Obviously, games are weird and players are even weirder, so there are a few rules in the book as well for what to do if something doesn't make sense for the Wealth system or the players need to pull off something monetary it can't handle, but these things should come up pretty seldom. The entire point of the Wealth system is that you don't have to keep up with it or track it; it's the same every game, and it only changes when the Saga ends or you decide to change it.

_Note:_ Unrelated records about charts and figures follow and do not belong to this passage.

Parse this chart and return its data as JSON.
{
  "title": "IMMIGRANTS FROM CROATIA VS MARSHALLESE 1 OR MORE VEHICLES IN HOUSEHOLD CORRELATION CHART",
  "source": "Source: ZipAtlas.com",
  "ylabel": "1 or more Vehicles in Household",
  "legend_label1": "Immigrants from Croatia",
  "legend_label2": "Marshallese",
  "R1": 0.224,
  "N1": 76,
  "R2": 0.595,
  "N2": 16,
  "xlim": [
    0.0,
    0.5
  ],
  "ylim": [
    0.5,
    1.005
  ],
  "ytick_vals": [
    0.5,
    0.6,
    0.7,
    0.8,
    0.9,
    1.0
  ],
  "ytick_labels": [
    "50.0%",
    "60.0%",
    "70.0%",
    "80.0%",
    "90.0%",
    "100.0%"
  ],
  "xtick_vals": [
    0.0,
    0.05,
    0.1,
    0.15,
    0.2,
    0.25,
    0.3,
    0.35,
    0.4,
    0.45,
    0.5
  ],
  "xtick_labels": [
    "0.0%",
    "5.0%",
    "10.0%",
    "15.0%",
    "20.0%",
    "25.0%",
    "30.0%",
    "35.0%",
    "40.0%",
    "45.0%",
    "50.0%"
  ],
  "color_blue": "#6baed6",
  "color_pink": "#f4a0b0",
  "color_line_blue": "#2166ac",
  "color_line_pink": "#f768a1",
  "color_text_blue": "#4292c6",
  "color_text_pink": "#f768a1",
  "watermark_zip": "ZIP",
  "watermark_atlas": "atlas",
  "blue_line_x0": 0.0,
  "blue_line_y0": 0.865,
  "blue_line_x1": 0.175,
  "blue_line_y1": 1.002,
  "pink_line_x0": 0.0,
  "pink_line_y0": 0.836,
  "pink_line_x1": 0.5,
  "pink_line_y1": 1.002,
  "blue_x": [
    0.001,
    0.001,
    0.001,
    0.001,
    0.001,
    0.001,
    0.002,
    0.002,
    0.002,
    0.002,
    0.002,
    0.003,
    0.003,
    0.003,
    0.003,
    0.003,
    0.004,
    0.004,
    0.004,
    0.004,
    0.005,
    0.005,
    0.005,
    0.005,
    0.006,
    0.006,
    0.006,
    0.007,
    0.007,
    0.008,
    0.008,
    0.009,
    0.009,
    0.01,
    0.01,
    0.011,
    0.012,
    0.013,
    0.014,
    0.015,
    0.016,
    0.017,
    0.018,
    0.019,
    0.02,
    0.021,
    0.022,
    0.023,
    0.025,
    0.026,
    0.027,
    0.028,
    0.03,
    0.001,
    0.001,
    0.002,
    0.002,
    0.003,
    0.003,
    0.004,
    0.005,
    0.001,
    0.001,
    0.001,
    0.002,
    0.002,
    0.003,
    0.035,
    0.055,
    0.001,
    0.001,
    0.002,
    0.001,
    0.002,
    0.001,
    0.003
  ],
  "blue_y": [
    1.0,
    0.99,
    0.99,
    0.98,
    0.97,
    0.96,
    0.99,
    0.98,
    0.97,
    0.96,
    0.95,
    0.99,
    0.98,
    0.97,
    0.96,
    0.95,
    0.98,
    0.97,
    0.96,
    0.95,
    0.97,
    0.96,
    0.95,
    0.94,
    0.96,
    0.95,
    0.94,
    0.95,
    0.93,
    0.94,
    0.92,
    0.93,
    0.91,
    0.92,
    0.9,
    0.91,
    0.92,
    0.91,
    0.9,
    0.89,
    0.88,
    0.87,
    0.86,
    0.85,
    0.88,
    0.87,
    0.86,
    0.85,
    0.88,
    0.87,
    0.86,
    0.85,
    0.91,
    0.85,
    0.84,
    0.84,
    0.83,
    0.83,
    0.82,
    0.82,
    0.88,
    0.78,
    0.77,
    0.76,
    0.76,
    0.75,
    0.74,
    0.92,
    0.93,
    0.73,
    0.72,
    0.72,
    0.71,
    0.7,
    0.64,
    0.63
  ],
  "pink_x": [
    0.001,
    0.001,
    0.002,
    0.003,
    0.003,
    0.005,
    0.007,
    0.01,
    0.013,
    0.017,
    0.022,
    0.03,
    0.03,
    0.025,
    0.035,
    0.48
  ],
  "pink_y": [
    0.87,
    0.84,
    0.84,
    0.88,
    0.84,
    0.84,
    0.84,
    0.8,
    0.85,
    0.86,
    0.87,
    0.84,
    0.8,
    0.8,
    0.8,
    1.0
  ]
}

Which direction is this thing going? Who's DRIVING?


What's Next?


As you can see, we have one big project to be laser focused on: finishing Devotionals! (I promise, though. This time that is actually what we're doing. We've been working on it all week.) The Hindu and Norse Devotional powersets are both about half complete, awaiting final pulling-together and polishing-up and deploying directly onto our players. Once the Devotionals (and the god powers that go with them from Heroes' patrons) are completed, we're almost out of big projects! John and I will proceed to cleaning up a lot of these smaller things, such as the crafting system tweaks and outstanding Blessings that need cleaning up, in a grand attempt to finish off mechanics and then not have to think about them ever again (you know, until expansion time, and also on this blog, and also in the playtests, and...).